Many companies provide services to the U.S. government. Directly and indirectly, government contractors must disclose extensive information in their bid documents. Under a draft U.S. law, such bids would need to disclose whether the bidder has a history of “the laying off of a United States worker from a job, and the hiring or contracting for the same job to be performed in a foreign country.”
Under the draft “Stop Outsourcing and Create American Jobs Act of 2010”, introduced by Rep. Jerry Cranwell (D., Calif.) on June 29, 2010, all Federal government departments and agencies would be required to request each bidder for a Federal contract to provide information regarding whether the offeror engaged in “outsourcing” during the fiscal year preceding the fiscal year in which the contract is to be awarded. The bill attacks the restructuring of government suppliers who terminate the employment of a United States worker from a job and hire (or contract for) the same job to be performed in a foreign country.
The bill would punish bidders by debarment from future Federal government contracts and impose criminal fraud penalties under 18 U.S.C. 1001 (false statements to the Government).
Analysis. This bill requires disclosure and imposes civil debarment and criminal liability for non-disclosure. The disclosure relates to a lawful act of laying off a U.S. worker followed by a lawful act of hiring a foreign worker.
Comity and Reciprocity. Public International Law is built upon reciprocity and “comity.” “Comity” represents a respect in one country for the reasonable internal actions in another country for matters that have potential dual impact in both countries. This draft legislation is patently nationalistic, protectionist and xenophobic. On a reciprocal basis, an American worker would have no chance of replacing a foreign worker employed by a foreign employer where the foreign employer provides goods or services to a foreign government. Such legislation risks serious harm to American workers by foreign adoption of similar laws where foreign labor is replaced by American labor.
Multilateral and Bilateral Commitments. As a legal matter, a law that violates U.S. international commitments may be valid under local law but engage the international responsibility of the United States under a prior binding international convention. This law would punish American government contractors for practices that are protected under the WTO General Agreement on Trade in Services (“GATS”) and possibly the WTO Agreement on Trade-Related Investment Measures. Similarly, the U.S. would be in breach of its bilateral duties under NAFTA.

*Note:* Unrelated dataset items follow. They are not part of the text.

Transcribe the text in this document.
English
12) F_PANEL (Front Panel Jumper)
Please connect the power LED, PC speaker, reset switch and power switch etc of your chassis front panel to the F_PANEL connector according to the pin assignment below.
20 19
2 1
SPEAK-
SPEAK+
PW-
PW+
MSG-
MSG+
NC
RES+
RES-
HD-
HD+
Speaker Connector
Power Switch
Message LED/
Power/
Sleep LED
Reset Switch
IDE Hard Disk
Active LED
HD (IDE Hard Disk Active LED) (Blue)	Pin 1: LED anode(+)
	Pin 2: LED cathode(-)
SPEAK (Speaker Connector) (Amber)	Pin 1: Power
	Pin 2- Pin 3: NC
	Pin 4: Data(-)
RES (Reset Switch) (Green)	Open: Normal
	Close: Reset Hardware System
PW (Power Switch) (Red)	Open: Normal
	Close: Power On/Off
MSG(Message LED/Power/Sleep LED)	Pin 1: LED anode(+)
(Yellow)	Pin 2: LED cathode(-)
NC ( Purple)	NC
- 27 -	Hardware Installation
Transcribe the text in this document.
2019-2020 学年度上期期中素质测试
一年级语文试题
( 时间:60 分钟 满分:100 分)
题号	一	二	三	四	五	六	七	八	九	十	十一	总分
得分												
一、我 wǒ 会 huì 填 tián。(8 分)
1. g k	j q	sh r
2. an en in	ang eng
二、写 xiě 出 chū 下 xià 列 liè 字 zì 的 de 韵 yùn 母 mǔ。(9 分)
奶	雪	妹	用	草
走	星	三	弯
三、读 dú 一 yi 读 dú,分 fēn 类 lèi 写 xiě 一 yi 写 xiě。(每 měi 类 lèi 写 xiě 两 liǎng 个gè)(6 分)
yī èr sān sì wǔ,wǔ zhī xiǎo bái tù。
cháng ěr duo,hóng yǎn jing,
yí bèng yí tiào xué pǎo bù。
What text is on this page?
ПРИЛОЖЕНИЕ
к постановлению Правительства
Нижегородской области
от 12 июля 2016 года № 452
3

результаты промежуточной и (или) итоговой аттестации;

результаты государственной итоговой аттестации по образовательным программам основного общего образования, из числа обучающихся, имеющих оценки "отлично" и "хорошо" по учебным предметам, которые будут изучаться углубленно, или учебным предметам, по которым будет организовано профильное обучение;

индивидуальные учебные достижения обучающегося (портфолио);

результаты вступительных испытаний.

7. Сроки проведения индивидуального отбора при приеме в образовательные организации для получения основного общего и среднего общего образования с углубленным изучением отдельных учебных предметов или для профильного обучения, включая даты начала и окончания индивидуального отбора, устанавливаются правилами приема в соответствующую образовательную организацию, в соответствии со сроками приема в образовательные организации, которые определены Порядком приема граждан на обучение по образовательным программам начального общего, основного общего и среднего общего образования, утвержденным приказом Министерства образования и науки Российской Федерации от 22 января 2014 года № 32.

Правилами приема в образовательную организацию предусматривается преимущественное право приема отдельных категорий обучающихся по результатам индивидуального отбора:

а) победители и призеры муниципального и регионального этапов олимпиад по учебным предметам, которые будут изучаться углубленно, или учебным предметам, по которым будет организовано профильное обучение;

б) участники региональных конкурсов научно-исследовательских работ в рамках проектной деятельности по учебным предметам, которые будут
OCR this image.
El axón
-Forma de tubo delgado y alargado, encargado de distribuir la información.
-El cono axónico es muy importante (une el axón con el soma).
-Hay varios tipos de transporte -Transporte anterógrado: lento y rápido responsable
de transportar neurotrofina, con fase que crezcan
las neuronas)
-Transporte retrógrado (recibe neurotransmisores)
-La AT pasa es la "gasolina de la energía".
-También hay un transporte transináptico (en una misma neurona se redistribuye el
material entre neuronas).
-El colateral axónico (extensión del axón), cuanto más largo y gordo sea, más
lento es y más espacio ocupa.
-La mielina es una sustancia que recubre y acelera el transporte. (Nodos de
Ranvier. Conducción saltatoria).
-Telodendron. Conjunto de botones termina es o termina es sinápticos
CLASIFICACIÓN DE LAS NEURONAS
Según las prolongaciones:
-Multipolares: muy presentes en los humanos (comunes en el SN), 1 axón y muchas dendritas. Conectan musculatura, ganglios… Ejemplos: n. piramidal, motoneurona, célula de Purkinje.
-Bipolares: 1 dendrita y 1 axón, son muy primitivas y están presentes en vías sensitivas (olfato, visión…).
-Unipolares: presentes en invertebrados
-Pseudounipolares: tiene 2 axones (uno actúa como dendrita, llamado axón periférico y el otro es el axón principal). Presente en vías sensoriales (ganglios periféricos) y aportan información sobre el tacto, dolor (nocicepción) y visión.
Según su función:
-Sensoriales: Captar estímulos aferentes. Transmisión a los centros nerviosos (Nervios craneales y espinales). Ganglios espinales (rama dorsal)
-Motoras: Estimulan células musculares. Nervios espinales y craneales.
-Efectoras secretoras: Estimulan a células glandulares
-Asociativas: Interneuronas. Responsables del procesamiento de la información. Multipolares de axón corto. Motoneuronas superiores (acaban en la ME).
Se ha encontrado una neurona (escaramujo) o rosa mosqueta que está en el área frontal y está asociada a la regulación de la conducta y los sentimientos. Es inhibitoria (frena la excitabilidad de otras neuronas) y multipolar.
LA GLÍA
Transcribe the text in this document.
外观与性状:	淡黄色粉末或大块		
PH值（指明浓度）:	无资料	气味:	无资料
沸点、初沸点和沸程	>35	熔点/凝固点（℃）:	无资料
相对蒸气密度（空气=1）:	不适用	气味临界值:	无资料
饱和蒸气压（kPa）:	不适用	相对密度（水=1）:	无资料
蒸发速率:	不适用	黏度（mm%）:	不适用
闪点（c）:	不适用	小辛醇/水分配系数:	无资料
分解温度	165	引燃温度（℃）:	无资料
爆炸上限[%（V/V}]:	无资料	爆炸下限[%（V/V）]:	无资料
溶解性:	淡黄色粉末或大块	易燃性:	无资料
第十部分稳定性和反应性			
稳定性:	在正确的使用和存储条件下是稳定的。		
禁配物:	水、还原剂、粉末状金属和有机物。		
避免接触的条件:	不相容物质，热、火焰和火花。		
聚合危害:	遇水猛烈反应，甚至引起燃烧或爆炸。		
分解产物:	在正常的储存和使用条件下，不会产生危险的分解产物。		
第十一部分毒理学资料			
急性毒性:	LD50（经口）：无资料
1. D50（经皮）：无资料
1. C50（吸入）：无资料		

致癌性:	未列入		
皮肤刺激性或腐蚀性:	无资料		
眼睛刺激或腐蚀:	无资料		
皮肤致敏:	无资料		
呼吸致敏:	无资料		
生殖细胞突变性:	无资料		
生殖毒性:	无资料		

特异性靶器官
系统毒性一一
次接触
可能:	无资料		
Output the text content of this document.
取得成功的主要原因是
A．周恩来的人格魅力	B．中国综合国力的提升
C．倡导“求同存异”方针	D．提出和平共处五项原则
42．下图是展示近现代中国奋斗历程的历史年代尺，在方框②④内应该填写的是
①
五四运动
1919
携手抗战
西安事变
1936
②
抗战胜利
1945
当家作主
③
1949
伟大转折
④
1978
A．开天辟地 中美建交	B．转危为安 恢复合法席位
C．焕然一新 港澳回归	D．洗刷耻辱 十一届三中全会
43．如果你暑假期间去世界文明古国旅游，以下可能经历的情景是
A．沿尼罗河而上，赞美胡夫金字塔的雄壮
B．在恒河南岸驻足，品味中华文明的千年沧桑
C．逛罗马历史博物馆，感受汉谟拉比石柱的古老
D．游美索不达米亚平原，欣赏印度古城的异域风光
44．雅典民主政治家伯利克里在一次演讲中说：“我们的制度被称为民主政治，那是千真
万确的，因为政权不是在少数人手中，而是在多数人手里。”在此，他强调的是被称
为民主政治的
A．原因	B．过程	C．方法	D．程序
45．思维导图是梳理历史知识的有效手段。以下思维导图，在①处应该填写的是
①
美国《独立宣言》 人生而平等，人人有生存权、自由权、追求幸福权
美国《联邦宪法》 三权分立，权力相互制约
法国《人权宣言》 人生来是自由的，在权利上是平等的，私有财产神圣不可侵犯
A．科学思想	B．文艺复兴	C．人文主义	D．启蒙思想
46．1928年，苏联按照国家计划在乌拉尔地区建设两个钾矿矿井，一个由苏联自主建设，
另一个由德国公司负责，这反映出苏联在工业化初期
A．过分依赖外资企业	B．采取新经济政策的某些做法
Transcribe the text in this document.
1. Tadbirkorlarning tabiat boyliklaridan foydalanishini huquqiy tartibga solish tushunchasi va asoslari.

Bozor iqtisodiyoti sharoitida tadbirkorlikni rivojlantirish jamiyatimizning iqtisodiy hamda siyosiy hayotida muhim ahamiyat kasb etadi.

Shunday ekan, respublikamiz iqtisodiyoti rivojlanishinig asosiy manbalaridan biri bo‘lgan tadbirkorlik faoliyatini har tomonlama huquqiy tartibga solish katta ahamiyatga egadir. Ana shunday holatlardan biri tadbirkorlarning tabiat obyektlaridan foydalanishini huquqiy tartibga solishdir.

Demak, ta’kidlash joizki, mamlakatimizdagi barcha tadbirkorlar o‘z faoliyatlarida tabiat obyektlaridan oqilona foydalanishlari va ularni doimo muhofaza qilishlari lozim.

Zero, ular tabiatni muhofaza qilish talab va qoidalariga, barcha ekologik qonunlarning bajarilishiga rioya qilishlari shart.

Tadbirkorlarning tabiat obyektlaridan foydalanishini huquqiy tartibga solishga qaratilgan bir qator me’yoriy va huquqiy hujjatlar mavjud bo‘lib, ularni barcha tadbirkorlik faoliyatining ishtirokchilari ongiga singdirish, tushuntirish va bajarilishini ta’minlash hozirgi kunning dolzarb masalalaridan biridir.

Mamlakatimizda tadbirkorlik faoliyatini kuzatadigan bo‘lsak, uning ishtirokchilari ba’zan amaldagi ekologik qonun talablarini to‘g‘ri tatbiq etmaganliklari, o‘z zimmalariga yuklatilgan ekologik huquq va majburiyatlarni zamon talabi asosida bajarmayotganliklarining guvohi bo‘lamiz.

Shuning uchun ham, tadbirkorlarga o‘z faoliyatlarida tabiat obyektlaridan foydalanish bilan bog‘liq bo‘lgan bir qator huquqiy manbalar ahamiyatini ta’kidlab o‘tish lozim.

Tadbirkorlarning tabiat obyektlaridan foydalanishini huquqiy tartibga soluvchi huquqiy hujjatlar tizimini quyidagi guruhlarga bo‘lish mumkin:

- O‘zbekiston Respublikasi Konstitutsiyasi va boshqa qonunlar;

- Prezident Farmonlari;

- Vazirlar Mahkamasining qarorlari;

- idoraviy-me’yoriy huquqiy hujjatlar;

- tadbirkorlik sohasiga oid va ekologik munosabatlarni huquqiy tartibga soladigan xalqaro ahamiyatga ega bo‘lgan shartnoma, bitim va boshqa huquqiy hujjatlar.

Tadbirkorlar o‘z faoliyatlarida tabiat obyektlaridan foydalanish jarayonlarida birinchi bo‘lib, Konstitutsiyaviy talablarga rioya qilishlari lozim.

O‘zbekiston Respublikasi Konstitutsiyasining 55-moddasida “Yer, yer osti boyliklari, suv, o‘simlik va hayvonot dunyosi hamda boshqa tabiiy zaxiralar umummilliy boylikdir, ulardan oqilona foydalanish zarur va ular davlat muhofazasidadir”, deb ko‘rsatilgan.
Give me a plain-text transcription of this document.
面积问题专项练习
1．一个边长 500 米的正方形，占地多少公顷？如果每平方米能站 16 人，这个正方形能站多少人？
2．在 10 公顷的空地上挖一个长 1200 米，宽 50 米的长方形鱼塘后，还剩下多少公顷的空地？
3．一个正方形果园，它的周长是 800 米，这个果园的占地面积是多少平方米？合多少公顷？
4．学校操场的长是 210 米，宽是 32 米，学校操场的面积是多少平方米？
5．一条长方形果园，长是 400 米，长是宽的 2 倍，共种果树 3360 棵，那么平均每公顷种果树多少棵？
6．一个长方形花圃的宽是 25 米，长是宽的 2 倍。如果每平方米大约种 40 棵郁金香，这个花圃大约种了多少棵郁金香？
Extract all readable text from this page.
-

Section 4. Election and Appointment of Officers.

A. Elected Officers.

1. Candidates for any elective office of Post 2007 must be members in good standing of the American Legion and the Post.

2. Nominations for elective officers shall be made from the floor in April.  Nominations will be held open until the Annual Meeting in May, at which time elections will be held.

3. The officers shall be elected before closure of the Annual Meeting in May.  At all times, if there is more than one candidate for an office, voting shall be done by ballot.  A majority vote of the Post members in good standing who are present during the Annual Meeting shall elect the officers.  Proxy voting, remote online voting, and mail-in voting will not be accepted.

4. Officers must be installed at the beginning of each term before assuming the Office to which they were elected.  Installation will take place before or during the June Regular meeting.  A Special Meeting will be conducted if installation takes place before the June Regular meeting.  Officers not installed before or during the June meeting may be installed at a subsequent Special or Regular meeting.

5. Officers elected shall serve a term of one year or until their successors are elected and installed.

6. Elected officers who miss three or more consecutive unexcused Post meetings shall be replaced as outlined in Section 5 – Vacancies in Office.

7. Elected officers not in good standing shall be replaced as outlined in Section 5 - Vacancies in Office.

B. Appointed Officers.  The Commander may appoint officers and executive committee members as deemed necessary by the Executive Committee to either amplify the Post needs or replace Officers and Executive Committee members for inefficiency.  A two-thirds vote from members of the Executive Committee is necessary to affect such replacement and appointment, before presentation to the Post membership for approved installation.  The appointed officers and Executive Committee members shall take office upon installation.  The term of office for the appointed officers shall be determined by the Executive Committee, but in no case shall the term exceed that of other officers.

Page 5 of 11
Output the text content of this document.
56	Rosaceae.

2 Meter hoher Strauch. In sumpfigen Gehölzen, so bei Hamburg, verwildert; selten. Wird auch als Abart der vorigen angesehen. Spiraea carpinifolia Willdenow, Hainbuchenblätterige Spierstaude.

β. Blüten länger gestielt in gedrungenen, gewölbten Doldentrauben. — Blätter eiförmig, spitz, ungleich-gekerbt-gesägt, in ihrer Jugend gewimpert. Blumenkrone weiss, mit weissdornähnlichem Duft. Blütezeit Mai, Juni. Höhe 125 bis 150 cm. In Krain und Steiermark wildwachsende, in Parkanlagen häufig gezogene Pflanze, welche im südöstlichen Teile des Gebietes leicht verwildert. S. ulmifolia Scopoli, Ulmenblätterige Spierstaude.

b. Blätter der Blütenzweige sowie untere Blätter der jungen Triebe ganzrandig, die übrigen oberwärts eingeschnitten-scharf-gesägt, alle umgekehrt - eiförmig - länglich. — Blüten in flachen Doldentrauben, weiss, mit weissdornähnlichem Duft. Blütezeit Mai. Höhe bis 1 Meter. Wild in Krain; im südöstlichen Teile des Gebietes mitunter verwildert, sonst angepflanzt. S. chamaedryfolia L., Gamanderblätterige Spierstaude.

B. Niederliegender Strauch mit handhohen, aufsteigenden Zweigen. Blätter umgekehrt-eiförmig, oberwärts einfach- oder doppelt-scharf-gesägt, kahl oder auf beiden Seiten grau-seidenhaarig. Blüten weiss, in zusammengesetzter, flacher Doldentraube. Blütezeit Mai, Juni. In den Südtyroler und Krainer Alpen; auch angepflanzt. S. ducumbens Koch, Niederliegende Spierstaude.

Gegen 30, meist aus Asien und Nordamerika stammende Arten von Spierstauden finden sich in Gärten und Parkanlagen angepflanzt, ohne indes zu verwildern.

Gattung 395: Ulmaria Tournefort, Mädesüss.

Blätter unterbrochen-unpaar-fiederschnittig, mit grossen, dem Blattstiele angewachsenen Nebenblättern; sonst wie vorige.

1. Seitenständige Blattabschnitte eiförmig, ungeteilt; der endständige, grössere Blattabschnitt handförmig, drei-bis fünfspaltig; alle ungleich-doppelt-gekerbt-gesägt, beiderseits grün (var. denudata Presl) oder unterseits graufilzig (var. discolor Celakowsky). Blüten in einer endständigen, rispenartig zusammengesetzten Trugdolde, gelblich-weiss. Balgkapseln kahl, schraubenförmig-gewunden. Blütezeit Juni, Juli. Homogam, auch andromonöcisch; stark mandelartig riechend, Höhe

Bill of Attainder. This faces U.S. Constitutional challenge as a Bill of Attainder under Article I, Section 9. A “bill of attainder” was a law that banned a person because of some inherent status or the exercise of some freedom, right or privilege that is generally available to all citizens. It is a legislative declaration that a person or group of persons is guilty of some crime and punishing them without benefit of a trial. In such, the draft law would have the same effect as debarring contractors who fire U.S. workers for any lawful reason, such as a shortage of work, or such as the employee’s abuse of the employer’s computer system or use of office equipment for conducting a sideline business during off-hours.
Business Process Transformation. The draft legislation does not define what is the “same work” that is being done offshore. In many cases, globalization occurs because the functions and roles are changing to use new technologies, to access new markets and to obtain new skills. As in other cases of “follow the work,” the question is not just work, but organizational design, workforce planning (such as for knowledge workers) and marketing (getting closer to the customers). The draft law invites artificial determinations that offshored work is the “same” and omits any definition of “sameness.”
Hidden Agenda: Compiling a Little List. Since public procurement procedures are accessible to the public in the United States, the draft legislation invites inquiry into its effects. If enacted, the draft law would allow the Government to compile a list of all Government contractors who had done any “outsourcing” in the prior 12 months. Such a list would then be used for political purposes to harangue any enterprise “guilty” of such lawful behavior. Instead of outlawing “outsourcing,” the draft legislation would outlaw those who wrongfully deny that they outsource (under 18 USC 1001) and create a political stigma for actions that are not illegal. This is reminiscent of the frenzy and abuses of the anti-Communist witch-hunt of Senator Joe McCarthy in the 1950’s.
A simpler legislative solution would be to ban “outsourcing.” Of course, such a ban would be so offensive (and contrary to national commitments under NAFTA, WTO and bilateral treaties) that it would never pass. But, certainly, no offense could be taken by an innocuous bill to prevent frauds and plan a smear campaign.
Strengthening American Employability. It is regrettable that such defective and ill-conceived legislation does not address the core issues of American employability, such as education, language skills, competitiveness and use of technology to improve the human touch. In fact, in the tax-haven segment of this same draft bill, the test of whether a foreign jurisdiction is a tax haven (justifying anti-deferral and other retaliatory treatment) includes some factors that the Congress should consider for promotion of American employability, such as ”Incentives which may encourage a United States corporation to invest abroad rather than domestically.” H.R. 5622, Sec. 2 (111th Cong., 1st Sess.).
There are other methods of aiding job losses from outsourcing. A legally valid solution would require re-examination of American global commitments and a balancing of benefits and burdens, including enforcement of WTO violations. Such enforcement actions are at the discretion ofthe President and not congressional legislation.